Vessel

Iran

Not on view

This squat, round vessel has a narrow, flat base and a wide mouth. It is made of a buff clay with reddish brown paint on the interior and exterior. On the exterior, the paint has been reserved to form a zigzag pattern. About one quarter of the original vessel is missing.

This vessel was excavated at Dalma Tepe in northwestern Ian in 1961. Since the excavations were very brief, it is difficult to say much about the site, but it appears to have been a settlement during the Chalcolithic period (ca. 5000-4500 B.C.). The flat base of this vessel suggests it was intended to be placed on a surface, like a table or a floor. The size (the rim is more than five inches in diameter) makes it somewhat too large to be a cup, but perhaps it was intended for use with a straw. Alternatively, it might have been a small bowl, used for solid food.

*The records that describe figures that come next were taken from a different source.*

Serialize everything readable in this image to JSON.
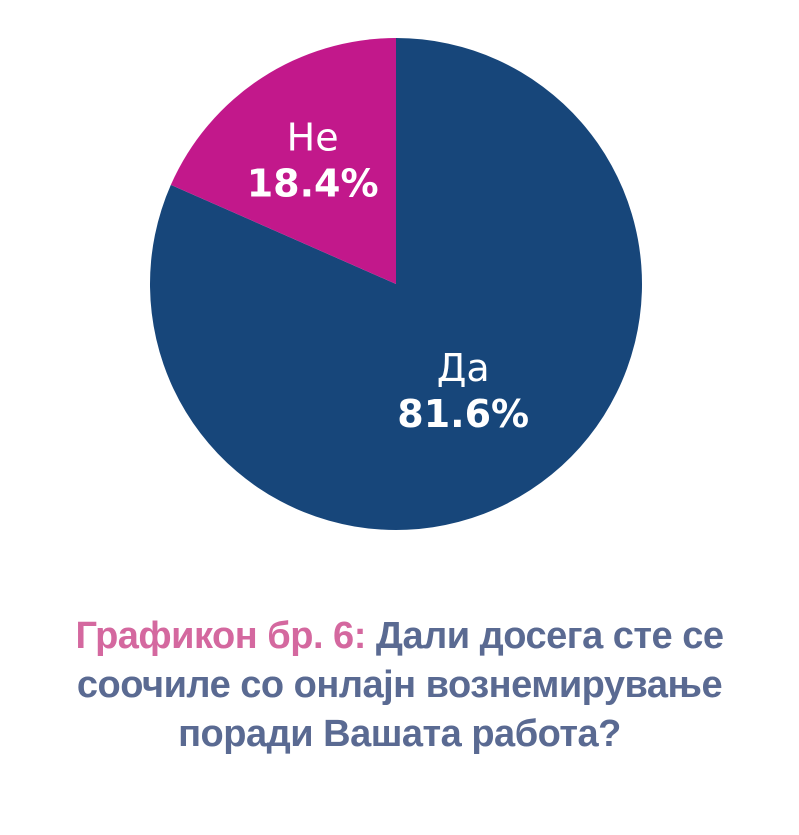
{
  "chart_data": {
    "type": "pie",
    "title": "Дали досега сте се соочиле со онлајн вознемирување поради Вашата работа?",
    "slices": [
      {
        "label": "Да",
        "value": 81.6,
        "value_label": "81.6%",
        "color": "#17467a"
      },
      {
        "label": "Не",
        "value": 18.4,
        "value_label": "18.4%",
        "color": "#c2188b"
      }
    ],
    "start_angle_deg": 0,
    "direction": "clockwise"
  },
  "caption": {
    "prefix": "Графикон бр. 6:",
    "line1": "Дали досега сте се",
    "line2": "соочиле со онлајн вознемирување",
    "line3": "поради Вашата работа?"
  },
  "colors": {
    "caption_prefix": "#d4689f",
    "caption_text": "#5a6a92"
  }
}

During the first half of the fifth millennium B.C., pottery of this type (known as ‘Dalma Ware’) was made throughout western Iran, from the Lake Urmia basin in the northwestern to the area around modern Kermanshah, as well as in eastern Iraq. The makers of this pottery were probably transhumant pastoralists, who lived part of the year in permanent valley settlements, such as Dalma Tepe, and part of the year in camps in the Zagros and Caucasus Mountains.